Il clôt immédiatement la fenêtre, préférant s'occuper du montage de l'une de leurs prochaines vidéos. Même s'il pensait l'affaire enterrée, il ne pouvait empêcher son esprit de graviter autour de ce message, bien qu'il n'osait s'avouer combien celui-ci l'avait marqué. Il sortit son portable à nouveau, et envoya un réponse à Laink lui disant de ne pas s'inquiéter, utilisant le prétexte d'une broutille. Puis, pour lui faire penser à autre chose, il tourna la conversation vers quelque chose de plus intime : « Alors, tu vas être en manque maintenant... ». Instantanément, l'autre répliqua : « Je te remplacerai ;) ». Déjà l'esprit de Terracid s'embrumait de fantaisies lubriques, qu'il s'empressa de chasser, un sourire narquois aux lèvres. Il continua de monter une nouvelle vidéo, avant que lentement, il ne s'endorme dans un sommeil sans rêves.
Un tir raté. Une rafale lui répondit, l'achevant.

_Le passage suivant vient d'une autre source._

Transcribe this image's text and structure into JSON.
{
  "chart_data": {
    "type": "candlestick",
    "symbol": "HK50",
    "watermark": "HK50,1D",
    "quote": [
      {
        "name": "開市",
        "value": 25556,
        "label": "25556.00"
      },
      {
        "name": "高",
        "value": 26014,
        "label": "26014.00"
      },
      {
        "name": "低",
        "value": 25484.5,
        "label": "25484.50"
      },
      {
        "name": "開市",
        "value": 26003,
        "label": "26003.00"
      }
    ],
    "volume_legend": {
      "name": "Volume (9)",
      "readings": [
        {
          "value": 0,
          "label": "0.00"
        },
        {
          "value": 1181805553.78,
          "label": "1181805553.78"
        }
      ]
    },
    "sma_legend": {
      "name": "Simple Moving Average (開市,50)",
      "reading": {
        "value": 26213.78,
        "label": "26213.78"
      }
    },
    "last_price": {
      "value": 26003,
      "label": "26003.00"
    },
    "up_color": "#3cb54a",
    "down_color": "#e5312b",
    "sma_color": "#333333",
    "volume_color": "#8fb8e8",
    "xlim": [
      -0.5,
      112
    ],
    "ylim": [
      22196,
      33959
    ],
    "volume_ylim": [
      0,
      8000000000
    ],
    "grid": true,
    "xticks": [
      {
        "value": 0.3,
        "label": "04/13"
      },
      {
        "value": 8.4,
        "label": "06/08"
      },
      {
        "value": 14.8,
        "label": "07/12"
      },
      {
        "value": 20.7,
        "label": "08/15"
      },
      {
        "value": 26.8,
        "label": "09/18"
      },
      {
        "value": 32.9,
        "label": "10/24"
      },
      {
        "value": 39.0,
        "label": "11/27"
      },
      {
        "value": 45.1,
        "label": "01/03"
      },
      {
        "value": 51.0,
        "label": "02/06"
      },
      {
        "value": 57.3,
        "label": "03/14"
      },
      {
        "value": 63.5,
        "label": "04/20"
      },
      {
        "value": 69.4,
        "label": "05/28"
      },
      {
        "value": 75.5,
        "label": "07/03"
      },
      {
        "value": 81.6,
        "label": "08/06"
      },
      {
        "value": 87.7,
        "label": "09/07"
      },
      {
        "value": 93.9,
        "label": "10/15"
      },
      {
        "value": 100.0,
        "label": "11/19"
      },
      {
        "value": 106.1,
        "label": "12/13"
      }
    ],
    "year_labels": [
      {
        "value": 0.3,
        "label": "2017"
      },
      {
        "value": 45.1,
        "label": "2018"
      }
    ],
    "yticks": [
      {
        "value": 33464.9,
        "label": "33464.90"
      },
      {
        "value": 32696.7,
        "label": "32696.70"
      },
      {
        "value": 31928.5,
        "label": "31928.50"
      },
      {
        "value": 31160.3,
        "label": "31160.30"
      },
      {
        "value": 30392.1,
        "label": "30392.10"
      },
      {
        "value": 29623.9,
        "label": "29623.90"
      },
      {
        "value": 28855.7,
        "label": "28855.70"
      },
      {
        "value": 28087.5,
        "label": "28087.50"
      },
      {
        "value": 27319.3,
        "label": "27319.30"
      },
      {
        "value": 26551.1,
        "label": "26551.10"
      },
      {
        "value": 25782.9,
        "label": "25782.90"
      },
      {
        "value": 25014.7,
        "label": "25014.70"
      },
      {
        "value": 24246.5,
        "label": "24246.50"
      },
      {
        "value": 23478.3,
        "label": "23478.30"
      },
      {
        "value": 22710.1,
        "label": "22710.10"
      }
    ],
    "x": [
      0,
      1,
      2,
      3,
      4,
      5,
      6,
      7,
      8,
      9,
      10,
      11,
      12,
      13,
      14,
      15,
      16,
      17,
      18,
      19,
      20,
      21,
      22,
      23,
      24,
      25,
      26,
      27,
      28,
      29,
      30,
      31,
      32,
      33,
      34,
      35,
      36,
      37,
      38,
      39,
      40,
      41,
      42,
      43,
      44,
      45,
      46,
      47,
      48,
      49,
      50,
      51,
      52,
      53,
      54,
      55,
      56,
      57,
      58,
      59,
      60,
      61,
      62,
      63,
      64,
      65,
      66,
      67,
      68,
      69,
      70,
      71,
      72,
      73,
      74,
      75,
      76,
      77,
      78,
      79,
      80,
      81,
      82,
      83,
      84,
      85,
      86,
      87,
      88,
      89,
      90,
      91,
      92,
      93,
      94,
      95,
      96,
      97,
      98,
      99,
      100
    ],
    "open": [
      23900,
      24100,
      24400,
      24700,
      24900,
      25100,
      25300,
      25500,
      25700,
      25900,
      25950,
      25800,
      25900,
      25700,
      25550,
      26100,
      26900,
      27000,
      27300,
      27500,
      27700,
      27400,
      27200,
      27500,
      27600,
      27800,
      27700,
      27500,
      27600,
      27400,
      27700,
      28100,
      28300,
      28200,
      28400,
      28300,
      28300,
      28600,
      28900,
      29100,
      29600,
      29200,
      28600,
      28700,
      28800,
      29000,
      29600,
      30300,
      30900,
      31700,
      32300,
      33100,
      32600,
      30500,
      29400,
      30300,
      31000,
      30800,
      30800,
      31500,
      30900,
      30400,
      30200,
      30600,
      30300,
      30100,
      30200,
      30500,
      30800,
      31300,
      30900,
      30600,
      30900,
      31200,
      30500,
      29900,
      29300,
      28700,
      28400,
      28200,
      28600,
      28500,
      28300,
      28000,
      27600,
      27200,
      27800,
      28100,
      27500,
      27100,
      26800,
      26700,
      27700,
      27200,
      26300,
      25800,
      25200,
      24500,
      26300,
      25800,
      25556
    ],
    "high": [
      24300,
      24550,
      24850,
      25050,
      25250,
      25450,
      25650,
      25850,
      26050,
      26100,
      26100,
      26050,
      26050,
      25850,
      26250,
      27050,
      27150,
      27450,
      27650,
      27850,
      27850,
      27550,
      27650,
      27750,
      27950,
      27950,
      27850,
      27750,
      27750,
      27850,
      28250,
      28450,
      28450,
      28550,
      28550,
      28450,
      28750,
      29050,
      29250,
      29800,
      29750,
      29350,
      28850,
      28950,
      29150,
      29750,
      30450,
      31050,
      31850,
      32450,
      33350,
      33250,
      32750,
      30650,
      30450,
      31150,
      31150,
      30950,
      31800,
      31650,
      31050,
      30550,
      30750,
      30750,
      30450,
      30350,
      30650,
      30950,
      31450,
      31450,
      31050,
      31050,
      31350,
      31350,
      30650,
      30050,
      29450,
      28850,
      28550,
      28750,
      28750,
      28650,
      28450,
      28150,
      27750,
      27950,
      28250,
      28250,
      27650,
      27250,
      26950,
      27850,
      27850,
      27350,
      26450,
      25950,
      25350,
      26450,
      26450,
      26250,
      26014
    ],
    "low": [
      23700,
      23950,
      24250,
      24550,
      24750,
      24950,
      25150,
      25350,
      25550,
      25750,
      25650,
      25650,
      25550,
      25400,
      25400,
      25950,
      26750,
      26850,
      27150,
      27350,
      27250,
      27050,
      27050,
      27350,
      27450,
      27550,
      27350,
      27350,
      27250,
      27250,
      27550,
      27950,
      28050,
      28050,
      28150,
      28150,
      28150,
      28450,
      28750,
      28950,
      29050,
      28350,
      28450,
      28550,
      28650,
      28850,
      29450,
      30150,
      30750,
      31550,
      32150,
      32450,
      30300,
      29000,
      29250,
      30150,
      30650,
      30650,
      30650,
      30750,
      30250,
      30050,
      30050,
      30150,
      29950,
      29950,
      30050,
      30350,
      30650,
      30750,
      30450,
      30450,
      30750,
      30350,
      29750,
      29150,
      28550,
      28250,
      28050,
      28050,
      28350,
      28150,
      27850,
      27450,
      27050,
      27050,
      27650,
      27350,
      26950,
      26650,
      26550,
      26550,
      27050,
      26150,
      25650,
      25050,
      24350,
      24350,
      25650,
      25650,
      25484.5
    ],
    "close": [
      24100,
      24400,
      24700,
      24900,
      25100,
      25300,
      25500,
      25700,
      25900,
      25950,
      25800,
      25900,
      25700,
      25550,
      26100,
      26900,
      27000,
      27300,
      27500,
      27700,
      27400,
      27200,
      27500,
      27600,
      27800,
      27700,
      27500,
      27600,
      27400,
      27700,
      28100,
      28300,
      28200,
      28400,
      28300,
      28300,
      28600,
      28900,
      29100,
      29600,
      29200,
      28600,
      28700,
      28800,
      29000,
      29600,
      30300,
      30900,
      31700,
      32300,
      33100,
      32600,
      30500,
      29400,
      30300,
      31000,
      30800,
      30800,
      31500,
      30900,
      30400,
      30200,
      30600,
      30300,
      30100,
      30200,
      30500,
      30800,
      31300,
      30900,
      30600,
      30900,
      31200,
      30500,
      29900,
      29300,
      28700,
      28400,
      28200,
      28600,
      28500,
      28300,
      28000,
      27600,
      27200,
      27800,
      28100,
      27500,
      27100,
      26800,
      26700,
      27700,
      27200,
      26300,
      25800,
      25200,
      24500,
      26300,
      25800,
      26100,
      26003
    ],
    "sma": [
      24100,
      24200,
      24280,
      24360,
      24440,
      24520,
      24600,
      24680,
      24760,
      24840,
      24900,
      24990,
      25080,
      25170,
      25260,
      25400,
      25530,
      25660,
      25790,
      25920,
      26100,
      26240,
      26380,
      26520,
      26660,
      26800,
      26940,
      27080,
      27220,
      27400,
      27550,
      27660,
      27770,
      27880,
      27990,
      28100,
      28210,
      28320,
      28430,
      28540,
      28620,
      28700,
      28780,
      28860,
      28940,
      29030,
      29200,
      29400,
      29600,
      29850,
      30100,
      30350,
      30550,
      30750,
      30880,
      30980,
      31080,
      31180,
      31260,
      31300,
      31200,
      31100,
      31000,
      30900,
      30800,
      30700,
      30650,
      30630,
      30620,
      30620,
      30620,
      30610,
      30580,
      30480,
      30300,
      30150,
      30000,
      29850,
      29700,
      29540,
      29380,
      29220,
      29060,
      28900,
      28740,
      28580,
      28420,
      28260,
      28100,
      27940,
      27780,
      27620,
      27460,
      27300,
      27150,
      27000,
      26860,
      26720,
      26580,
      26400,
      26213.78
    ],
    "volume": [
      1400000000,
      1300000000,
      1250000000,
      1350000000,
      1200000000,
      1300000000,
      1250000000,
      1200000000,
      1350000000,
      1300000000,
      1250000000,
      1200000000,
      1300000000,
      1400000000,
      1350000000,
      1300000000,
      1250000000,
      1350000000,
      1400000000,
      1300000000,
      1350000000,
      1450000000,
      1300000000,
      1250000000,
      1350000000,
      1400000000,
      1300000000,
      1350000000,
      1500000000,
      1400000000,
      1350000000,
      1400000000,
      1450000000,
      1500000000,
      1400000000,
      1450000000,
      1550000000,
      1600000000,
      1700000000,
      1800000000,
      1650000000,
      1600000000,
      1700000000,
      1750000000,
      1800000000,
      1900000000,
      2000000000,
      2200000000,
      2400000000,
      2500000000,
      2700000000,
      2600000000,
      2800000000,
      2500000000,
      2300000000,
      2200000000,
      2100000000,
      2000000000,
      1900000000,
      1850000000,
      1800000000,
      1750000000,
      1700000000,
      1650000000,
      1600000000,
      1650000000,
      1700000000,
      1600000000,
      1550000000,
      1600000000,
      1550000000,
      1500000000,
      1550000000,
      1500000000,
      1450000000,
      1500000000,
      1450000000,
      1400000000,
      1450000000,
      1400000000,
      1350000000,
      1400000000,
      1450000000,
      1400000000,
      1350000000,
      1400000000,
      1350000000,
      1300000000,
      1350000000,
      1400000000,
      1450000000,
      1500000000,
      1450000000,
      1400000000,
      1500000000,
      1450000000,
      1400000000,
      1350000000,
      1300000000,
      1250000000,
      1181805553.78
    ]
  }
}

« -PUTAIN MAIS J'SUIS NUL ! »
Au cri de Laink, il ne put s'empêcher de s'esclaffer, notamment lorsqu'il entendit les fameux bruits de clavier qui l'accompagnaient. Évidemment, son ami s'en offensa et commença à bougonner, avant que la discussion ne reprenne sur une nouvelle théorie farfelue de leur cru. Cela faisait quelques jours qu'il s'étaient quittés, et que Terracid était retourné dans sa ville natale. Tandis qu'ils parlaient, le Tourangeau ne put s'empêcher se s'appesantir sur cette chaleur qui l'habitait dés qu'il partageait un moment avec son meilleur ami, et ces battements de cœur irréguliers. S'il s'était d'abord rassuré en ne voyant dans leur relation intime qu'une attirance physique réciproque, il s'était senti développer des sentiments nouveaux au fur et à mesure que leur intimité s'intensifiait. Il repensa alors au mail, lu il y avait déjà de ça plusieurs jours. Qu'y avait-il dans cette sensation agréable, dans ces baisers échangés sans arrière pensée, qui mérite que l'on veuille en éradiquer les auteurs ? Lui qui pourtant d'habitude voyait cette haine se déverser avec une distance indifférente, maintenant qu'elle lui était adressée, il en comprenait ses méfaits. Sans qu'il ne puisse se contrôler, il ne cessait d'y penser, tentait de voir dans ses actions un quelconque mal.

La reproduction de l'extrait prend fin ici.